Sans doute, cette paix ne pourra advenir qu’une fois que nous serons allés au bout de l’affrontement entre ces mondes. Il est de ce fait fondamental que la gauche parlementaire ne cède pas à la tentation de renvoyer dos-à-dos forces de l’ordre et manifestant·es
violent·es. C’est précisément pour éviter de tomber dans ce piège qu’il est essentiel de continuer à poser la question des choix politiques, industriels, agroalimentaires, qui sous-tendent le soutien du gouvernement aux méga-bassines plutôt que de se laisser enfermer dans un débat sur la question du maintien de l’ordre. Car ces mobilisations portent en elles une transformation bien plus radicale. Refuser de se laisser enfermer dans le piège d’un débat sur le maintien de l’ordre pour, au contraire, élargir la discussion sur les questions de fond est d’autant plus important que nous avons besoin de multiplier les fronts et les luttes, pour en finir avec la destruction du vivant et parvenir à limiter au maximum la catastrophe climatique (en mettant notamment hors d’état de nuire l’industrie fossile et en en finissant une fois pour toute avec l’inaction coupable des États). Nous pourrions alors construire un irrésistible arc de luttes qui allie des mobilisations du type des grandes marches pour le climat aux actions telles que les Soulèvements.
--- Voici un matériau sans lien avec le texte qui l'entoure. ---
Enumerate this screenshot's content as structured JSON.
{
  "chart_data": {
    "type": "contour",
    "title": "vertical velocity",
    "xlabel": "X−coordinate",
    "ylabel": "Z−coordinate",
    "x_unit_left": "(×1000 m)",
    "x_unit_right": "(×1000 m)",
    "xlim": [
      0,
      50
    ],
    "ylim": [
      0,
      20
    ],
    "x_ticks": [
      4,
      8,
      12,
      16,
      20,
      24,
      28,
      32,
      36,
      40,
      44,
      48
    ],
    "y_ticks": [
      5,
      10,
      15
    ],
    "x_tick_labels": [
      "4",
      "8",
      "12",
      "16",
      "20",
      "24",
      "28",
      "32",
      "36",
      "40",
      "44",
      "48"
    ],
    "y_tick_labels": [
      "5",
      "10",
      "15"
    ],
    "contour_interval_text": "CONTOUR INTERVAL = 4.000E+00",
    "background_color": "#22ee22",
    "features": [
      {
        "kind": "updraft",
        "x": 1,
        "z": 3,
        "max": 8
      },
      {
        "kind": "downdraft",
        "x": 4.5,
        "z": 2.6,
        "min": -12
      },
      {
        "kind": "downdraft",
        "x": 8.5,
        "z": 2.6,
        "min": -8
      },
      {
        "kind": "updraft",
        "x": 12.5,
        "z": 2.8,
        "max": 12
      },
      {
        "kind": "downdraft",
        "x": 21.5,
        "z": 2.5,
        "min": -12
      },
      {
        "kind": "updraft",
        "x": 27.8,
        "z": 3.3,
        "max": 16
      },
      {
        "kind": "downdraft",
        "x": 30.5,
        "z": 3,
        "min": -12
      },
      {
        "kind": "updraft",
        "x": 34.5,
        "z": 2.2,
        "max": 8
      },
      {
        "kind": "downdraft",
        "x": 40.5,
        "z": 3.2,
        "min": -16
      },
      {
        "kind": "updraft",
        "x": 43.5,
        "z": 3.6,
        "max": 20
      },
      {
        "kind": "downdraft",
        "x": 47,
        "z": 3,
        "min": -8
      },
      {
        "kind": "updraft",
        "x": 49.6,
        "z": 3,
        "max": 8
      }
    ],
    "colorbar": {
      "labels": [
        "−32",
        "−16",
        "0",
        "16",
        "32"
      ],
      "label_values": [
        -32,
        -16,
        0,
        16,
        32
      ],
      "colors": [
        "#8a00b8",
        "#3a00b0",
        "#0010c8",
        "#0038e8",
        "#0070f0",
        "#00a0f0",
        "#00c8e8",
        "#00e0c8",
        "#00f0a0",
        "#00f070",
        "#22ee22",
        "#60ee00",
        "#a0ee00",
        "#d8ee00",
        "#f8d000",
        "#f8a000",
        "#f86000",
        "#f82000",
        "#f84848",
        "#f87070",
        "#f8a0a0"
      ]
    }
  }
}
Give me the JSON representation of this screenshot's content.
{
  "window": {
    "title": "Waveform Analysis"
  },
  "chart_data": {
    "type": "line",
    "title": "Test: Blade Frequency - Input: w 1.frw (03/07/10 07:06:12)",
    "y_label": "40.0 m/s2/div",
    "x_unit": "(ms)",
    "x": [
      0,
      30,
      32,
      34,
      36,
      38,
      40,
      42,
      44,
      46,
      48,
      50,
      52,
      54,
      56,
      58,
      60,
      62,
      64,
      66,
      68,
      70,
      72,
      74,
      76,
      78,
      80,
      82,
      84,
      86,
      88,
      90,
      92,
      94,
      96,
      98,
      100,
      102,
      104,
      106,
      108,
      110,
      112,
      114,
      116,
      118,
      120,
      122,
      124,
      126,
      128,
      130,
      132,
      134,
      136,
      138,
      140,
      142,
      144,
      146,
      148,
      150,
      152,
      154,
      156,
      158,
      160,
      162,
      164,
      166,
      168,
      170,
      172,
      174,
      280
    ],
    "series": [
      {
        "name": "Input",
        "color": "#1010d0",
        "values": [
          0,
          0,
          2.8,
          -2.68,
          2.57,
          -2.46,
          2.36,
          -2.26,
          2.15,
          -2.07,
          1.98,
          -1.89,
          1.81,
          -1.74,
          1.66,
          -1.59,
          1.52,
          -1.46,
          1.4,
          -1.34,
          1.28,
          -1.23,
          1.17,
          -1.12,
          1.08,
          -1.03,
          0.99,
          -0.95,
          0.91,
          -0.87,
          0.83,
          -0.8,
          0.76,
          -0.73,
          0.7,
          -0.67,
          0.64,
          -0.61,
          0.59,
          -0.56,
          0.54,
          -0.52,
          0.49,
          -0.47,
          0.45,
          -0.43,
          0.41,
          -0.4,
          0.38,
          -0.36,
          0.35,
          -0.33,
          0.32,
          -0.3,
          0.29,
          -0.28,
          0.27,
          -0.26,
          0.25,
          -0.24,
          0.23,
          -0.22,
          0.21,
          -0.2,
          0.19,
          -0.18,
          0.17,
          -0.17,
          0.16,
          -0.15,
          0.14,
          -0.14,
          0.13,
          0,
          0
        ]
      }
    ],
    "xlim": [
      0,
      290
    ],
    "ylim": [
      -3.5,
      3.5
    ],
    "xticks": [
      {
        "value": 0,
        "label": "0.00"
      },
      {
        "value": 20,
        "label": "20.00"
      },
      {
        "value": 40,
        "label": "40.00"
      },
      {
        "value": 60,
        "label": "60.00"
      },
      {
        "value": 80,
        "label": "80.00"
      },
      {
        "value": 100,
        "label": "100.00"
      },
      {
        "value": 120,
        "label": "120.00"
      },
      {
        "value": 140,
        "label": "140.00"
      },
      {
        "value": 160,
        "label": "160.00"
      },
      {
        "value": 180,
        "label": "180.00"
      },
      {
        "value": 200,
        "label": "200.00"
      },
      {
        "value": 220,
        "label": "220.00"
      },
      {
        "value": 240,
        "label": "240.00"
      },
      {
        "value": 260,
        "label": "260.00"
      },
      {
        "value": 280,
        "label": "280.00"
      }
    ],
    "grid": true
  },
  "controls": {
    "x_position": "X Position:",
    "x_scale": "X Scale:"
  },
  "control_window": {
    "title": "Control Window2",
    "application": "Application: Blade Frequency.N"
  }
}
L’actualité récente – les « Soulèvements de Nanterre » comme évoqué par un tag – dans les quartiers populaires suite au meurtre du jeune Nahel, tué par un policier en marge d’un contrôle routier vient évidemment percuter toutes les réflexions sur les stratégies de mobilisation. La question agro-alimentaire est relativement éloignée de ces mobilisations – mais les luttes des habitants des quartiers populaires sont, à certains égards (voir les travaux de Fatima Ouassak notamment) elles aussi des luttes territoriales. Il s’agit, sur un registre différent et autour de questions spécifiques, de poser la question de l’habitabilité du monde : habitabilité des quartiers populaires (face aux violences policières) ; habitabilité autour de la question alimentaire (par la remise en cause du productivisme agricole).